Symonds had travelled up to Birmingham from London after he was head hunted from Devereux Chambers, where he had been for over 20 years, by the then Fountain Court head of chambers Harry Woolton QC.
Symonds says: "What they were offering was exciting. It was to take on a new role. They knew they were going to move to new premises and they wanted to make the set the best and biggest in the country."
Symonds played a key role in the set's move to new premises in 1993 and was also involved in the introduction of video conferencing.
But he believes his main contribution to the set was to divide it up into 11 specialist groups with their own experts and clerks.

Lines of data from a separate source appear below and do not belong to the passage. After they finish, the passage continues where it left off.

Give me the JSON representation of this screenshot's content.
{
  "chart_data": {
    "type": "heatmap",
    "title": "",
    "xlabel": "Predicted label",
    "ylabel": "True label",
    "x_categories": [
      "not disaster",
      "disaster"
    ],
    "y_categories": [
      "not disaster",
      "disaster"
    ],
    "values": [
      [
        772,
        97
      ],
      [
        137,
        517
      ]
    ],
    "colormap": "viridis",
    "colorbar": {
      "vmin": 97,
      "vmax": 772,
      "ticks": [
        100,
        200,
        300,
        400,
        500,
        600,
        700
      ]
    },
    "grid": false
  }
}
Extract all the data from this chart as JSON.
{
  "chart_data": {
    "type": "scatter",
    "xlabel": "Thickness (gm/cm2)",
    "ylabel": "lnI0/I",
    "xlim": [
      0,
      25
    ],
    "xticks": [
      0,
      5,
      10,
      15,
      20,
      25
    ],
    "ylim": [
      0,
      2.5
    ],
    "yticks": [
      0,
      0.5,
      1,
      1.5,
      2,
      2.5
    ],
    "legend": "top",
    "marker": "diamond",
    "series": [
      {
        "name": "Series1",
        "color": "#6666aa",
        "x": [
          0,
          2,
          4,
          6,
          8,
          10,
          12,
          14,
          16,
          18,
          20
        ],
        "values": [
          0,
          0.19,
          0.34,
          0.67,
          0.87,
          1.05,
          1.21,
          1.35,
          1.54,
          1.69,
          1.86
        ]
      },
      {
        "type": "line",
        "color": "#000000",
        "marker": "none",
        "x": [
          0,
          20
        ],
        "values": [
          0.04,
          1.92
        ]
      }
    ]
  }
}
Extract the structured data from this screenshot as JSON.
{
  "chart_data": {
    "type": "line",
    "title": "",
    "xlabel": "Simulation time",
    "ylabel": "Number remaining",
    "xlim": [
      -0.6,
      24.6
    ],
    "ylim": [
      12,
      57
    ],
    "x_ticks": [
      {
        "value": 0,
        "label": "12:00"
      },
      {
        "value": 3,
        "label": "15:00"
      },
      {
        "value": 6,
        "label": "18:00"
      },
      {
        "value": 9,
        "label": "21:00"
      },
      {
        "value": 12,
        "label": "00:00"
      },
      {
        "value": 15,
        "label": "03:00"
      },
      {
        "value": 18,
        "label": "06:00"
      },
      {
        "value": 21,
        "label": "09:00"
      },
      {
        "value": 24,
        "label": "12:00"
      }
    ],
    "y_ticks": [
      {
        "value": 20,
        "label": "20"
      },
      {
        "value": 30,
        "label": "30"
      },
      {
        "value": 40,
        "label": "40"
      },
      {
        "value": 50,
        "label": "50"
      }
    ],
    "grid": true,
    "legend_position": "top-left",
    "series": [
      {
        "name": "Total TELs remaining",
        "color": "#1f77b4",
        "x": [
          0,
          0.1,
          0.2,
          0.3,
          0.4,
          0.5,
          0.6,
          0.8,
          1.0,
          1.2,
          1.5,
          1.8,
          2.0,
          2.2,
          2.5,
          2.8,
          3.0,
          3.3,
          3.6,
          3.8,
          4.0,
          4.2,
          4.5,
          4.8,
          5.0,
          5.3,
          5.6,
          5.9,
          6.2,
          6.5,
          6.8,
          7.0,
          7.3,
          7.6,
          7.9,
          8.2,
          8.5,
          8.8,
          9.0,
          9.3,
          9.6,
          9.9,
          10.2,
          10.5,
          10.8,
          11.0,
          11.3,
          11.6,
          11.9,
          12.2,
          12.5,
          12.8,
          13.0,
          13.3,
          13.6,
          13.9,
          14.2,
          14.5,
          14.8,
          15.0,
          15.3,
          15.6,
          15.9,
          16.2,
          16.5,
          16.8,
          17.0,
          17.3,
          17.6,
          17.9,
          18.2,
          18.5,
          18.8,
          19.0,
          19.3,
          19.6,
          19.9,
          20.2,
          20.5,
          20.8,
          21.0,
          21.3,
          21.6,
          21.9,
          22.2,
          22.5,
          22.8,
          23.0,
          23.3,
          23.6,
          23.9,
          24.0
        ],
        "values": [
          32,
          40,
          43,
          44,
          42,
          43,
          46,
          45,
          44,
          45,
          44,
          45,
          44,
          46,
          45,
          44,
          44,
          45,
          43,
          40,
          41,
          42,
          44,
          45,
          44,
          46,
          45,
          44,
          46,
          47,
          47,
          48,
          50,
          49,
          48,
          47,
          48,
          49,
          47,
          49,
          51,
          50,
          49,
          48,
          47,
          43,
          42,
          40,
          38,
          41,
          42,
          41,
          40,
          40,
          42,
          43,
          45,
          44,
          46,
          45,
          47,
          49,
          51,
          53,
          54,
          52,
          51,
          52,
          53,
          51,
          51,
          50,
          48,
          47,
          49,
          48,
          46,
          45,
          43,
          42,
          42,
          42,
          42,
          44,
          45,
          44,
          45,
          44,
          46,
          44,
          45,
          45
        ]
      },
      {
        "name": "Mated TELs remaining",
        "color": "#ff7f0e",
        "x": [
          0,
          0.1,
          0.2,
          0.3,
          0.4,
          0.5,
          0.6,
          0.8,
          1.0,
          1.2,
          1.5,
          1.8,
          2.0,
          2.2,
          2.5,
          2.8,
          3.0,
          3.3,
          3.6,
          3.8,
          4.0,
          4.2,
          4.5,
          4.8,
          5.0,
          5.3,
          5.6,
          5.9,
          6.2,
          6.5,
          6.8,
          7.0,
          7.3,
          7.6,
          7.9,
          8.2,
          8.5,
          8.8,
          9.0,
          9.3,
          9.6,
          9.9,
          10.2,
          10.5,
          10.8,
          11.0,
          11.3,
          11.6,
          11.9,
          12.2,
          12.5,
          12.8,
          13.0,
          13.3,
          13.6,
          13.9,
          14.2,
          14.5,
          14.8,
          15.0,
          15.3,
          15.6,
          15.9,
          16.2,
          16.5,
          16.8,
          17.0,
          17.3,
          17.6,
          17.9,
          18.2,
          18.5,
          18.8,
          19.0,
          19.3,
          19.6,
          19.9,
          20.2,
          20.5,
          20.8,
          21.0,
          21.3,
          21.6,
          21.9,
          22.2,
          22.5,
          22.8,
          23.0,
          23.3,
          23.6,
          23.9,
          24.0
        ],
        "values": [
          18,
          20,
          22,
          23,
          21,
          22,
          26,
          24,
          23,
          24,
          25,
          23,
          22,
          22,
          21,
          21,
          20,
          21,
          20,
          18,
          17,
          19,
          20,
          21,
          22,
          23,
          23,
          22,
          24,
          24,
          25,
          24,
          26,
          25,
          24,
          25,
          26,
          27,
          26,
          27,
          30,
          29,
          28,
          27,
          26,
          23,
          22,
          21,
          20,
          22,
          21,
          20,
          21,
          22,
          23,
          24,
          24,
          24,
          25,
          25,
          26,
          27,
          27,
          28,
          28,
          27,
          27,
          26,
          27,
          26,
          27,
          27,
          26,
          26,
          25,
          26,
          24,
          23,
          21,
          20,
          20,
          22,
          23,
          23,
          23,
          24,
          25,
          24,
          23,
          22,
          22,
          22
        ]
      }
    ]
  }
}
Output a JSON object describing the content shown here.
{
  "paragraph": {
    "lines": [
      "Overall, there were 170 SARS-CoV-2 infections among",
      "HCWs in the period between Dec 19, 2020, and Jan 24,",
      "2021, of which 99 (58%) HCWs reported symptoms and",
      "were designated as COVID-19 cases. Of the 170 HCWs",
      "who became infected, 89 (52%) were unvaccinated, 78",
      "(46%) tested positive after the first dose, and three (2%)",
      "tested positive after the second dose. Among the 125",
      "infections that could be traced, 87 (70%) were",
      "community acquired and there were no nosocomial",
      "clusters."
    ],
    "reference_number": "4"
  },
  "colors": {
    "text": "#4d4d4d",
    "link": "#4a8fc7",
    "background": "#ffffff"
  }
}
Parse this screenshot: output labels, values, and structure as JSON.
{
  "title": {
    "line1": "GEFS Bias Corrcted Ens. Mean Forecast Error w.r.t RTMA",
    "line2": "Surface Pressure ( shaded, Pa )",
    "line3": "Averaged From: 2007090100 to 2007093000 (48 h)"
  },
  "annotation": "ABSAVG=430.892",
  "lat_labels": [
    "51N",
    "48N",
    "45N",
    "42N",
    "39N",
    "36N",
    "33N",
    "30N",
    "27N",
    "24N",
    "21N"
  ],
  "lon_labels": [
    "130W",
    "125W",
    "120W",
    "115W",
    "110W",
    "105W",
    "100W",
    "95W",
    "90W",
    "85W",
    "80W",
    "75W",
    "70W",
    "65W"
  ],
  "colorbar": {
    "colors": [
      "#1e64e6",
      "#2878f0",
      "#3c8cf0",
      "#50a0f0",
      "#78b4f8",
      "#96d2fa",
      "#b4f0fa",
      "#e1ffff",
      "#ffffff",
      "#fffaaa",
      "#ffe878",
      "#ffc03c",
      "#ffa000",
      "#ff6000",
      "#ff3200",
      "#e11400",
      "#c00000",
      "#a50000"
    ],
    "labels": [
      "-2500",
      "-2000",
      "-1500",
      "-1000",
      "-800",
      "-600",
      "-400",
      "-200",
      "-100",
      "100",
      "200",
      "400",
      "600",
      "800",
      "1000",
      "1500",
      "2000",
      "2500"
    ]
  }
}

This was his strategy to stop provincial work from going to London. Local solicitors' firms told him they wanted specialist rather than generalist barristers.
"There was resistance from some of the barristers but by the time I left it was working very well. It was like having 11 sets of chambers under a single co-ordinated administration."
Head of chambers at 5 Fountain Court, Anthony Barker QC, will only say: "We've had a parting of the ways, we've come to terms and I regard the whole matter as confidential."